I have a leach in my family that just expects every one to keep giving to her. She drained her husband for 15 years, taking and not loving, had four kids and decided to leave all of them to seek a millionare boyfriend, then when that didn't work, a million dollar Marijuana business. Having nothing to start with, she would con others to invest with promises of tripling their money in no time. Fools ventured into it and lost lots. We warned her way before she left her husband to stay with Him, love her kids and him to the bedt of her ability. Well that wasn't any fun.
Her older teenage doesn't want anything to do with her - he is tired of being drained and treated like her butler. Her own kids will be her judge in life. I always said If you can't be a responsible parent and love them, it really doesn't matter what else you do in life - you are a failure. But of course, even so, Jesus saves failures.
She tried to move in with us, she exclaimed, "Just for a couple weeks until I can find a place!" With terrible credit, numerous evictions after draining the blood out of all those who had mercy and gave her a chance, with no job or willingness to get one and work from the bottom up, I said NO! That would have taken my grace away. In others words, she is a disgrace! This is my sanctuary and allowing responsible selfish people to destroy it is not an option.
So, help in the beginning, yes, but you have to draw the line. God draws the line, He says if you don't work, you don't eat! We must be responsible for our lives.

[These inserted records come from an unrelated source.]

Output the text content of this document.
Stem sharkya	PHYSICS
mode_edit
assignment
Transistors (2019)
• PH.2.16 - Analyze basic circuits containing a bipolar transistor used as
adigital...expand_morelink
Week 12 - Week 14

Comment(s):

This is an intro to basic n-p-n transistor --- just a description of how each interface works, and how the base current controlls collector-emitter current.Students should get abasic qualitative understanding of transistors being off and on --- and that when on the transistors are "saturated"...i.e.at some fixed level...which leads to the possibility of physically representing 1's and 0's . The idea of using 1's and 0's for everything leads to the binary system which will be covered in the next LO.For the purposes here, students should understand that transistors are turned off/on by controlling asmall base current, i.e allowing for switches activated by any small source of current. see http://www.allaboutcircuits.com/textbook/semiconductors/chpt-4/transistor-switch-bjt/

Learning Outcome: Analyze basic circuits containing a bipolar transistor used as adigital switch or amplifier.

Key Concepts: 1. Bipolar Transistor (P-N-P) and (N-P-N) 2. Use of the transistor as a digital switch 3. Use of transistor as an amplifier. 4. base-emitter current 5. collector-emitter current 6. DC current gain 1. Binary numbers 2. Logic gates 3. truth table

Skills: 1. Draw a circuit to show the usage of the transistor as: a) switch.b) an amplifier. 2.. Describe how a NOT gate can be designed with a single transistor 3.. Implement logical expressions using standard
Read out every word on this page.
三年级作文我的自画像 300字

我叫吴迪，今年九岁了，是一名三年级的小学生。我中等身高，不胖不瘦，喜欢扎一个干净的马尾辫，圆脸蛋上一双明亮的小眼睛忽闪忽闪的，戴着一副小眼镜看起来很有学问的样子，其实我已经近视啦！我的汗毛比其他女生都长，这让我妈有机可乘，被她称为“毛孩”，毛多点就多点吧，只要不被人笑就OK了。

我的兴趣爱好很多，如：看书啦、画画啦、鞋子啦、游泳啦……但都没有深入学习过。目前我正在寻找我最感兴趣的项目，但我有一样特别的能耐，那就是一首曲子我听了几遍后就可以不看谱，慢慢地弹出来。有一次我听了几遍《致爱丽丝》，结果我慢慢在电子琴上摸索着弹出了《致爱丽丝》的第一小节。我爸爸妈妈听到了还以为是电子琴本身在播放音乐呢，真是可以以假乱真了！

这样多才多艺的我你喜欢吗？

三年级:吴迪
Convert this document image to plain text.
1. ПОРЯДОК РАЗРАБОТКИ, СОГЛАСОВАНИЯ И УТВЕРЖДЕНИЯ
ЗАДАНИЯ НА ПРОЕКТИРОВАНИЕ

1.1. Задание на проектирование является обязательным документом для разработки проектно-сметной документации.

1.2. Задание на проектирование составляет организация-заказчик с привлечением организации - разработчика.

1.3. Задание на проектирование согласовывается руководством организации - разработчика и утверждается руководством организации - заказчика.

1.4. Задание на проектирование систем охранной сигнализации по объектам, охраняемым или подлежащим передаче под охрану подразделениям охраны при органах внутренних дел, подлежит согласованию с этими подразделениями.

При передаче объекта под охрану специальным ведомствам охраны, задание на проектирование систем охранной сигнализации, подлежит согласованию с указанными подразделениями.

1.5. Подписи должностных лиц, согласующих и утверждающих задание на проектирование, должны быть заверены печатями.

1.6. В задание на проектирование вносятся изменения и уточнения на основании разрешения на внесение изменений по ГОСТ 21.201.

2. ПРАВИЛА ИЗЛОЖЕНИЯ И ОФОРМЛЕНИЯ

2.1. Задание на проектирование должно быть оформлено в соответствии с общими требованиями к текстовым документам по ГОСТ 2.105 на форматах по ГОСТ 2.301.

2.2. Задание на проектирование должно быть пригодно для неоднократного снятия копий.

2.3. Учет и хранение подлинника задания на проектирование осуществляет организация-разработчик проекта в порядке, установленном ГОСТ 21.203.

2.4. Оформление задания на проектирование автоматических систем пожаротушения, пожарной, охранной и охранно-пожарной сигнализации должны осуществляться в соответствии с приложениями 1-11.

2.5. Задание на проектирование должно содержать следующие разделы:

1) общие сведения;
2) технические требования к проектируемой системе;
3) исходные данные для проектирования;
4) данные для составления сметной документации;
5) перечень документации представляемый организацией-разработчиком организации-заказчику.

There is another spiritual principle in the works here: What you sow is what you reap! People are living miserably because they created it themselves. They are reaping what they have sown. They are usually selfish, even narcistic. If you focus on yourself too much, you have no time to give to others and so you reap nothing in life.
There are two pieces of advice depending on the person in need.
1. A famous psychoanalyst was asked the question: "If you were so depressed, even to the point of commiting suicide, what would you do"?
He responded, "I would go out and find someine to help, after that, I would search for more and help more." Why would you do that? You take the focus off yourself, you stop being selfish, start loving others and you are healed in the process.
2. Memorize the Sermon on the Mount. By the time you have it accomplished, you'll have forgotten what you were depressed about.